Ein offensichtlicher Eingriff hat hingegen im Werk „deutsche Landschaft (Requiem)“, 2024/2025, stattgefunden, indem das großformatige Gemälde in 16 gleichgroße Einzelbilder zerschnitten wurde. Obwohl sie eng nebeneinander gehängt präsentiert werden, bleibt die Fragmentierung deutlich sichtbar und wirft die Frage nach der Ausschnitthaftigkeit von Bildern und deren Wahrnehmung auf. Lässt der Titel ‚deutsche Landschaft‘ noch an ein romantisches Motiv im Stile Caspar David Friedrichs denken, erscheint stattdessen eine Stadtansicht mit nüchternen Zweckbauten, Müllcontainern und Überwachungskameras, bei der selbst die im Vordergrund dargestellte Parkanlage zweckmäßig wirkt. So bleibt beim Zusatz ‚Requiem‘ im Titel offen, ob die Totenmesse der Zerstörung der Landschaft an sich oder der Zerstörung des Wahrnehmungskontinuums durch mediale Formate und Rasterungen gesungen wird.

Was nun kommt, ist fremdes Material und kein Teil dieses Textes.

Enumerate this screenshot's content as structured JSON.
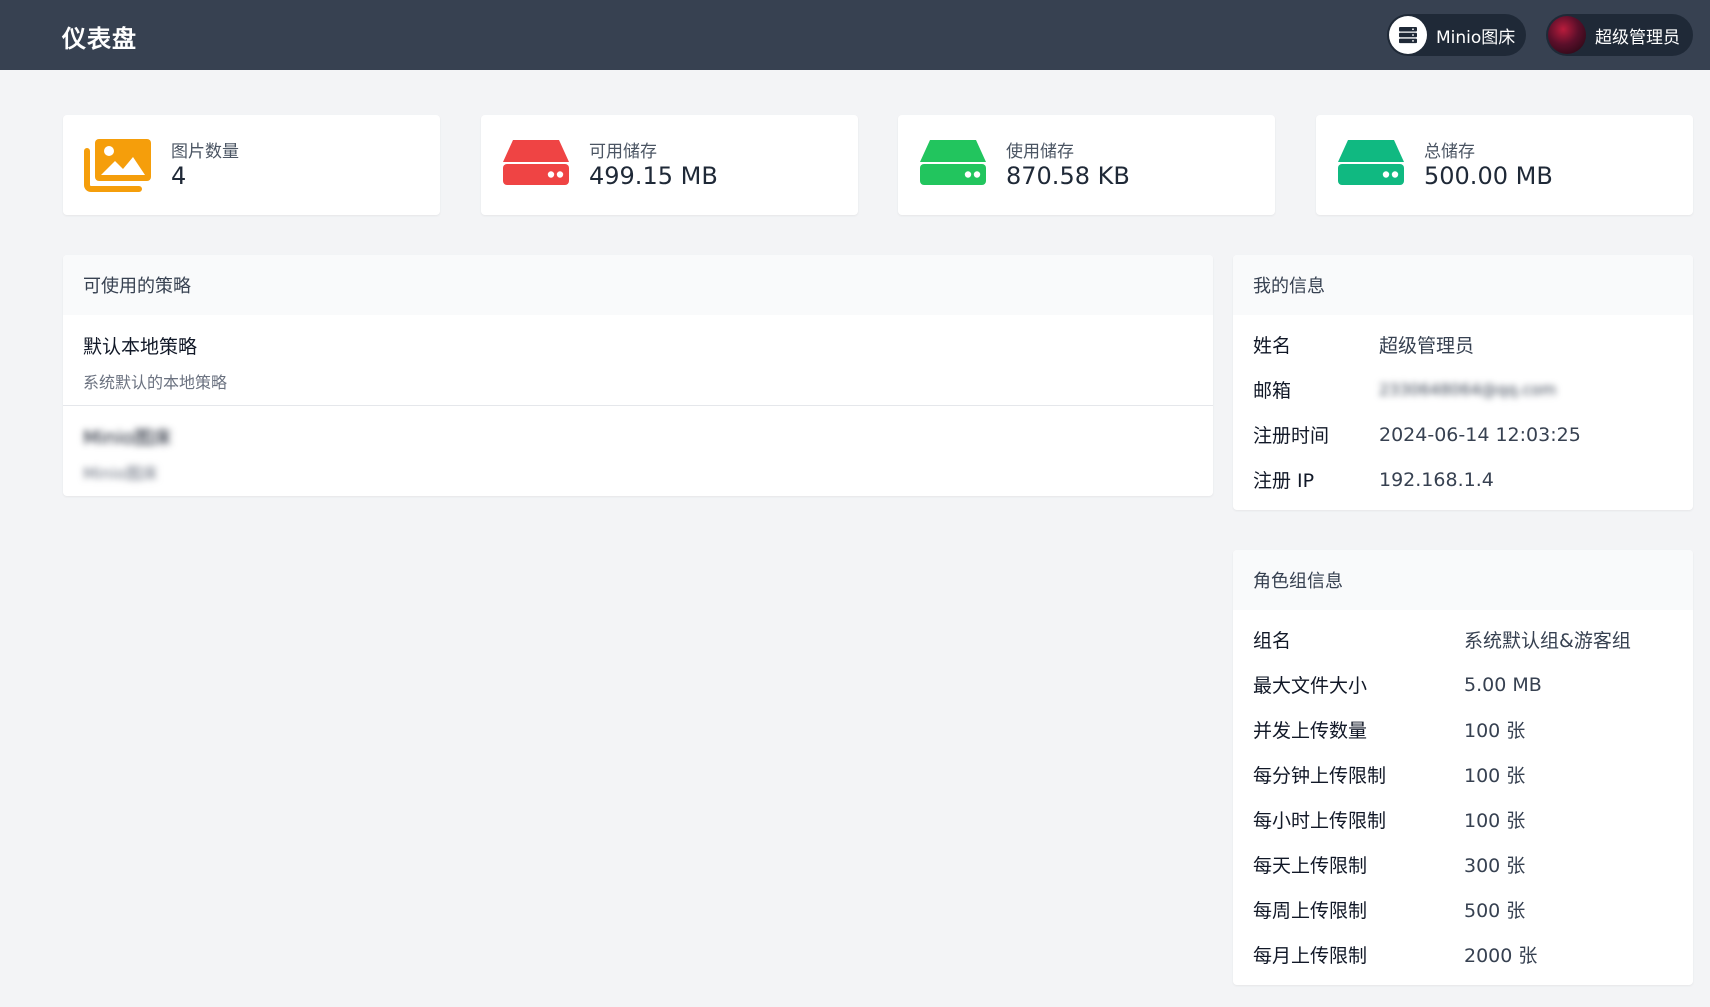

Dieses Spiel mit Bedeutungen und Rückbezügen auf die Kunstge­schichte findet sich immer wieder im Werk von Ralph Kull. Dabei kommen ganz unterschiedliche Medien zum Einsatz, etwa die Fotografie von zwei Pissoirs, die auf das Werk ‚Fountain‘, 1917, von Marcel Duchamp verweist. Das reale Pissoir wurde von Duchamp zum Kunstwerk erklärt und mit dem Pseudonym R.(ichard) Mutt signiert. Betrachtet man unter dieser Voraussetzung die Fotografie mit dem Titel „()“, 2024, von Ralph Kull, bekommt die in einem Pissoir sichtbare Schrift ‚wat mutt‘ und im anderen ‚dat mutt‘ eine über das reine ‚Müssen‘ hinausgehende Bedeutung.
Die Arbeit „(Heraklit)“, 2025 [S. 3], zeigt hingegen eine in Bronze gegossene Fußsohle, die von hinten beleuchtet wird. Dient der Fußabdruck heute als Maßstab der ökologischen Zerstörung, die der Mensch hinterlässt, scheint die Fußsohle eher auf die Spuren des Philosophen Heraklit (um 540 v. Chr.–460 v. Chr.) hinzuweisen. Fraglich bleibt, in­wiefern die Philosophie das menschliche Handeln – zum Besseren – beeinflusst.

Die Werke von Ralph Kull und Bert Haffke bieten in der Gemengelage historischer wie zeitgenössischer Kunst Anlässe zum Innehalten. Altbewährte Mischungen aus Motiv, Material und Technik erscheinen modifiziert und teilweise so reduziert, dass einzelne Komponenten hervortreten, neu wahrgenommen und eingeordnet werden können. Eine Melange, die Zuspitzungen nicht verbirgt und die Sinne betäubt, sondern das Bei-sich-sein im Angesicht des gegenüberstehenden Werks ermöglicht.